There are several treatment options available to patients. Invasive cervical cancers are typically treated with surgery or radiation combined with chemotherapy. For women with metastatic, recurrent or persistent cervical cancer, targeted drug bevacizumab (Avastin) has been added to standard chemotherapy. Treatment should be decided on the basis of the stage and type cancer stage, patient’s desire to have children, and patient’s age. Patients should consult with their team of doctor to decide on the best treatment course.
Head and neck cancer (HNC) is the sixth most common cancer worldwide and it includes cancers that originate in the oral cavity, salivary glands, sinuses, and throat. Approximately 90% of cases have an epithelial origin and are typed as squamous cell carcinomas (SCCHN). Squamous cells are the flat cells that line the tracks and hollow organs. Risk factors for HNCs include tobacco smoking, alcohol consumption and HPV prevalence.
Recent years have seen a rise in the case of HNCs that are associated with HPV infections. Type of HNC that is associated with HPV infection mainly includes oropharyngeal cancers. Affecting the oropharynx region, the area at the back of the throat including the base of the tongue and tonsils, oropharyngeal cancers are caused by the high risk HPV types (mostly by type 16). The types of HPV that infect the genital areas can thus also infect the mouth and throat. Infection by the low risk types cause warts in the mouth or throat. Commonly known as “oral HPV”, the oral HPV infection does resolve on its own in most cases. However, in about 1% of cases, oral HPV infections are caused by high-risk cancer-causing HPV subtypes. Center for Disease Control reports that about 72% of oropharyngeal cancers are caused by HPV and that 2,370 new cases in women and 9,356 new cases in men are reported each year in the United States.

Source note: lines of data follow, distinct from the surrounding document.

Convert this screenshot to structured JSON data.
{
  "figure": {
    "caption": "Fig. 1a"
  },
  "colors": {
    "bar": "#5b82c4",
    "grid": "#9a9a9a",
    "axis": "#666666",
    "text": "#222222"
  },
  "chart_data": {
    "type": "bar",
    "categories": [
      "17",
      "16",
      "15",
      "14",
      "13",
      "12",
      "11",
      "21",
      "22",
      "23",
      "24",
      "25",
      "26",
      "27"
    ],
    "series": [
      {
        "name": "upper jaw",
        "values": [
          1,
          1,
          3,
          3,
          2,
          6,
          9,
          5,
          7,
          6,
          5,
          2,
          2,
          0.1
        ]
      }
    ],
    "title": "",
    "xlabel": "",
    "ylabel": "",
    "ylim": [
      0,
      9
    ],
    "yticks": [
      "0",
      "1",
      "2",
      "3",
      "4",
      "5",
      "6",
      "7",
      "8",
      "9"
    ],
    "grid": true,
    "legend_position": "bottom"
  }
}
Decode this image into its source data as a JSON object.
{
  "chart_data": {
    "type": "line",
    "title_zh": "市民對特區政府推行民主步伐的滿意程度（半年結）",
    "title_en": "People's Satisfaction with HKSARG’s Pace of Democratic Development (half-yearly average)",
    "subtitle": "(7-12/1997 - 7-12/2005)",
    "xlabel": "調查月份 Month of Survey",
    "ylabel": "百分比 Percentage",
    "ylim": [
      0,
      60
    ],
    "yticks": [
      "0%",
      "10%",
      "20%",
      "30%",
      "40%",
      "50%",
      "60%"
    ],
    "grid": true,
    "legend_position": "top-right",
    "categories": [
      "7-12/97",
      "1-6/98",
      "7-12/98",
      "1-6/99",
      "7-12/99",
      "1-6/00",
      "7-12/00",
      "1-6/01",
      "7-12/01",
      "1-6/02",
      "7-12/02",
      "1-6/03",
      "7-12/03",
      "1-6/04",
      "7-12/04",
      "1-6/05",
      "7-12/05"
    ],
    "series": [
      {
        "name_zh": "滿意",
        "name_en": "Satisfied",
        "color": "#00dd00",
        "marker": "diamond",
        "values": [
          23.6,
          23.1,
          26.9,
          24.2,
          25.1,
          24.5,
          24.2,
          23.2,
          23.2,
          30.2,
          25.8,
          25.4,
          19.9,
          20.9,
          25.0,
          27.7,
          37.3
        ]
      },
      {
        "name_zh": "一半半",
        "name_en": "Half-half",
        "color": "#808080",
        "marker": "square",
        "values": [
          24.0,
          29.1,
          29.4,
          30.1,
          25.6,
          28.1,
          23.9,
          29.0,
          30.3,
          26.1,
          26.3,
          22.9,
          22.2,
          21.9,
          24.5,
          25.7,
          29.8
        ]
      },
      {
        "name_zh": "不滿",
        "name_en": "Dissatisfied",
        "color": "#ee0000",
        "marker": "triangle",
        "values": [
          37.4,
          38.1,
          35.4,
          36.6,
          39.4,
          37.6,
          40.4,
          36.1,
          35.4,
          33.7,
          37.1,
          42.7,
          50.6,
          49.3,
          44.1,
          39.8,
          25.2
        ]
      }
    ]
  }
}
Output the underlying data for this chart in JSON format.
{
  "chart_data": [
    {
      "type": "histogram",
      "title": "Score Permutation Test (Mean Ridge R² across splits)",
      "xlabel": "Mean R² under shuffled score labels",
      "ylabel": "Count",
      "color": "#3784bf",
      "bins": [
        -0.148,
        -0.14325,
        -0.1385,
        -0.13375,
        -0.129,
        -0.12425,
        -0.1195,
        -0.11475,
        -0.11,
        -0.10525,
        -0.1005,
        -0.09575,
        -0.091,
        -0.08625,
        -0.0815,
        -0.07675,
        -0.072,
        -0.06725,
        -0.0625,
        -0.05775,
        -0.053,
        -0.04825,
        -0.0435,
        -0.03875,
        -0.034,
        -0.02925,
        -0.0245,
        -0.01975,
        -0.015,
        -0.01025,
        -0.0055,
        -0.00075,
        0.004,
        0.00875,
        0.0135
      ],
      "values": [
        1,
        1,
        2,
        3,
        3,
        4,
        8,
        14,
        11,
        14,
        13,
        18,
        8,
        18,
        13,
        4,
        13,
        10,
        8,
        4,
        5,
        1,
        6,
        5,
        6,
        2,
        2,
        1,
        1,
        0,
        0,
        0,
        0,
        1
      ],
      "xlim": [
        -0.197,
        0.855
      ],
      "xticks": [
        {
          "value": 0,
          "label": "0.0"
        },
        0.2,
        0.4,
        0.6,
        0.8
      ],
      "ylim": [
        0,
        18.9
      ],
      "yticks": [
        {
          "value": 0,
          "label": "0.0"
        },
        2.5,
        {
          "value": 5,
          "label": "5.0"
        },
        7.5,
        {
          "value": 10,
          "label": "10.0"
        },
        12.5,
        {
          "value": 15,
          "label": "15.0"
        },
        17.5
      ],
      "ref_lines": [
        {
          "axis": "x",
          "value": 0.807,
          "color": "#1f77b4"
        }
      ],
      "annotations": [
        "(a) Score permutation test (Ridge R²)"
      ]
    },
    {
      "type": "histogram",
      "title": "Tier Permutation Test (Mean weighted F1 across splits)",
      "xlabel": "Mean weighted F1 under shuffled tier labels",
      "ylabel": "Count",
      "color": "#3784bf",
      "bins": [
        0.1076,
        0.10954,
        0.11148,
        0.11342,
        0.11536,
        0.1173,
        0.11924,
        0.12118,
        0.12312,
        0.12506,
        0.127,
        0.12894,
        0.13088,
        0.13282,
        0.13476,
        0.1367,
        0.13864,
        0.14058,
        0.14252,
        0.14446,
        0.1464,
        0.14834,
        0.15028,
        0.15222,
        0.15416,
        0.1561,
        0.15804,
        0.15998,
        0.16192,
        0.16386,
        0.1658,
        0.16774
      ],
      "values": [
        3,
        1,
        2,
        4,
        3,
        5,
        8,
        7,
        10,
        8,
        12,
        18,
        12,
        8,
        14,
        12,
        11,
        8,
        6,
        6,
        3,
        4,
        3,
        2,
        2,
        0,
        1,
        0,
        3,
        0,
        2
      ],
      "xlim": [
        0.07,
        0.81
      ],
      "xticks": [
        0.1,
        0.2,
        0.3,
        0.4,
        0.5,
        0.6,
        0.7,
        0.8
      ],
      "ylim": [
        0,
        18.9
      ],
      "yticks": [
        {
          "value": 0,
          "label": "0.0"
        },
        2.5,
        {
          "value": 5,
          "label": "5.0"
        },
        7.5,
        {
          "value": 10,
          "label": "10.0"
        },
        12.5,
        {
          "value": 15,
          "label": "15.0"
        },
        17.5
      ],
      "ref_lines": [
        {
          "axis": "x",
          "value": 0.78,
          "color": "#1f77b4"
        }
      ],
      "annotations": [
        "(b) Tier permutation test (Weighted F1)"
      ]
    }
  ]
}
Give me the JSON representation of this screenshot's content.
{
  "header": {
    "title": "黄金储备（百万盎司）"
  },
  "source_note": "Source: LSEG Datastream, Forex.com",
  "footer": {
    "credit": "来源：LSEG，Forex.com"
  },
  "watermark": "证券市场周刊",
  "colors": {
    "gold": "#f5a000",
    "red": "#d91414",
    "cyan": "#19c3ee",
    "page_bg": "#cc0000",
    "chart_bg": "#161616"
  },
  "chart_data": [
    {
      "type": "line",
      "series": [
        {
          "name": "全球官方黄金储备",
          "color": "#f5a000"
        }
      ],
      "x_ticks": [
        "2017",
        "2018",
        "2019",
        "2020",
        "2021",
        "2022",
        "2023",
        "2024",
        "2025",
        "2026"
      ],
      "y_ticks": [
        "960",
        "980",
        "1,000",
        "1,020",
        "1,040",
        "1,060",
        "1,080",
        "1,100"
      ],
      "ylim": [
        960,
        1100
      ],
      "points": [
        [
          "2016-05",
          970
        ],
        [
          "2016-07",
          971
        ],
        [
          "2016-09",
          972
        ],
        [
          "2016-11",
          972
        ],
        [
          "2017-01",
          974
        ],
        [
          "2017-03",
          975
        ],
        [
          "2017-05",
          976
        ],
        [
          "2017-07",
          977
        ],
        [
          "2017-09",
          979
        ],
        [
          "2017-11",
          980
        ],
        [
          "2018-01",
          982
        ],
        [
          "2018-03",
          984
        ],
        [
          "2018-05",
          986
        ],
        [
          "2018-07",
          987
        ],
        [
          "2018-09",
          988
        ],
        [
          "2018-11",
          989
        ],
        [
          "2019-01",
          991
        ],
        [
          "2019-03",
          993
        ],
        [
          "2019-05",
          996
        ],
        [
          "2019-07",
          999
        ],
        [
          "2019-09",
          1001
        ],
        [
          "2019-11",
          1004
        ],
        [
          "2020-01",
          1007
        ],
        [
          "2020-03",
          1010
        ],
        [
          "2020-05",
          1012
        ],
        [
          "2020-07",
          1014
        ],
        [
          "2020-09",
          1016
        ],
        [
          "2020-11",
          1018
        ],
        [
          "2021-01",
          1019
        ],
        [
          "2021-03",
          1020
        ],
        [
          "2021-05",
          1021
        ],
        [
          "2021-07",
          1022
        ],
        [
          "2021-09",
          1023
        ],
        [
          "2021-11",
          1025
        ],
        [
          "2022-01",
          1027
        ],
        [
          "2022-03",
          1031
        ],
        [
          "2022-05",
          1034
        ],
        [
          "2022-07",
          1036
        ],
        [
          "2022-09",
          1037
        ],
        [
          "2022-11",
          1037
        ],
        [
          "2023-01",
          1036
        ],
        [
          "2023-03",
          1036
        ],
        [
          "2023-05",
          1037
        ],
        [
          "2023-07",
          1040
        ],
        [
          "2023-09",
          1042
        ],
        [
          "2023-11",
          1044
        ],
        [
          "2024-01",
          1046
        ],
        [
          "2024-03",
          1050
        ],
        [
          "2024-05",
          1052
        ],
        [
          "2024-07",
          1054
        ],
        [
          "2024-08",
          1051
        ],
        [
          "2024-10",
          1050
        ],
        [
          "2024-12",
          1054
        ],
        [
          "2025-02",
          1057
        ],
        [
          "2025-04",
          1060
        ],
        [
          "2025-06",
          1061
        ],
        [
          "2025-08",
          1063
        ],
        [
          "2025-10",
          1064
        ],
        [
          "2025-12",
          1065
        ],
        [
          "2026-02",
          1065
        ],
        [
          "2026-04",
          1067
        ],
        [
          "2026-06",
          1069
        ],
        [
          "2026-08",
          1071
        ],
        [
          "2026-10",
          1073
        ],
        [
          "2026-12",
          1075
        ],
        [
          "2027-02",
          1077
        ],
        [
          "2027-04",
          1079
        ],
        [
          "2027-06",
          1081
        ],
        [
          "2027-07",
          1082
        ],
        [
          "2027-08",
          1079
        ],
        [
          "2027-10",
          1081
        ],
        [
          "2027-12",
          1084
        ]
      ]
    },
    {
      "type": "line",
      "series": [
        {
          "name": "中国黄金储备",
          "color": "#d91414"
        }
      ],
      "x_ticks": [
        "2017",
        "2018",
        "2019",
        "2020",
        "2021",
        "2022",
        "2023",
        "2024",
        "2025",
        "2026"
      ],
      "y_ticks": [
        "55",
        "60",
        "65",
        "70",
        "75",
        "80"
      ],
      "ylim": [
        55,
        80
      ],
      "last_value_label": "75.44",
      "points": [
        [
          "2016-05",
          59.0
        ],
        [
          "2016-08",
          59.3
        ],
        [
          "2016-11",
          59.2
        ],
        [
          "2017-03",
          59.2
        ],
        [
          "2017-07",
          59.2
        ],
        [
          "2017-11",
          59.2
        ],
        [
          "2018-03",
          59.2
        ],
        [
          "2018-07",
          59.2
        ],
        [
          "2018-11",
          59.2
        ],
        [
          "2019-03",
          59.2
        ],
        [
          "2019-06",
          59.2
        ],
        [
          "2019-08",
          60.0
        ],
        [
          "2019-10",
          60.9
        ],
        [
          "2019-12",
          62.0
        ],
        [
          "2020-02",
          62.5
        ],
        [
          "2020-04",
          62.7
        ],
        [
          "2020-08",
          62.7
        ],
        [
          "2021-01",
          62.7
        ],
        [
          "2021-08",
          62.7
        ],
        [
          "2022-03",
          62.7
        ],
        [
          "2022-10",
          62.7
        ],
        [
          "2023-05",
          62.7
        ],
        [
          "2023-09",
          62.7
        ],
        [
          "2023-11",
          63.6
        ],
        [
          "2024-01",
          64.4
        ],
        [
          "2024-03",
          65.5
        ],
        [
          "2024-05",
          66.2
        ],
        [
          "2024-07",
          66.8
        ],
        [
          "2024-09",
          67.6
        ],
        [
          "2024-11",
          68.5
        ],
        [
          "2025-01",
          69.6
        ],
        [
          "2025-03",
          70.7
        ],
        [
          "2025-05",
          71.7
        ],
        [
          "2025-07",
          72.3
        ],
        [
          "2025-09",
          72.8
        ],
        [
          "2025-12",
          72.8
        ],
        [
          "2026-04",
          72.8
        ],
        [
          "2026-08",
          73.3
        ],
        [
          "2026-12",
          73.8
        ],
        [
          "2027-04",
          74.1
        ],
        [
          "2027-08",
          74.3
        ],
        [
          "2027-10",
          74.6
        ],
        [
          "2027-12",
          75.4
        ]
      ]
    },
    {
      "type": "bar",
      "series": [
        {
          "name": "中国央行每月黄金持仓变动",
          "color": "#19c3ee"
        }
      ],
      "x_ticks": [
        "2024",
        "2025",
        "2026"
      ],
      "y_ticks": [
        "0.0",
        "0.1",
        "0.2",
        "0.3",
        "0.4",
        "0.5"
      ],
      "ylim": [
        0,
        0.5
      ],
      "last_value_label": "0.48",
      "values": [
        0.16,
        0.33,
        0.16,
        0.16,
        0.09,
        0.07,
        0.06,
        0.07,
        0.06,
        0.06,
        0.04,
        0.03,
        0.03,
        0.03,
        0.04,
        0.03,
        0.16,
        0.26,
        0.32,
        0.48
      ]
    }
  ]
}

Symptoms of oropharyngeal cancer include persistent sore throat, ear pain, hoarseness, enlarged lymph nodes, pain when swallowing, unexplained weight loss, and coughing up blood. If you experience any of these symptoms, please visit your doctor. While there is no FDA-approved test to diagnose HPV in the mouth or throat, physical exam, PET-CT scan, MRI, biopsy, and HPV laboratory test can be performed for properly diagnosis.
Treatment for oropharyngeal tumors vary depending on the stage of the cancer and general health of the patients. There are four types of standard treatment including surgery, radiation therapy, chemotherapy and targeting therapy. Patients can also participate in a clinical trial for testing of new treatment. Patients should consult with a team of doctors with expertise in treating head and neck cancer to decide on the treatment course. While HPV prophylactic vaccines on the market can prevent cervical and other genital cancers, studies have not been conducted to determine its effectiveness in preventing oropharyngeal cancers.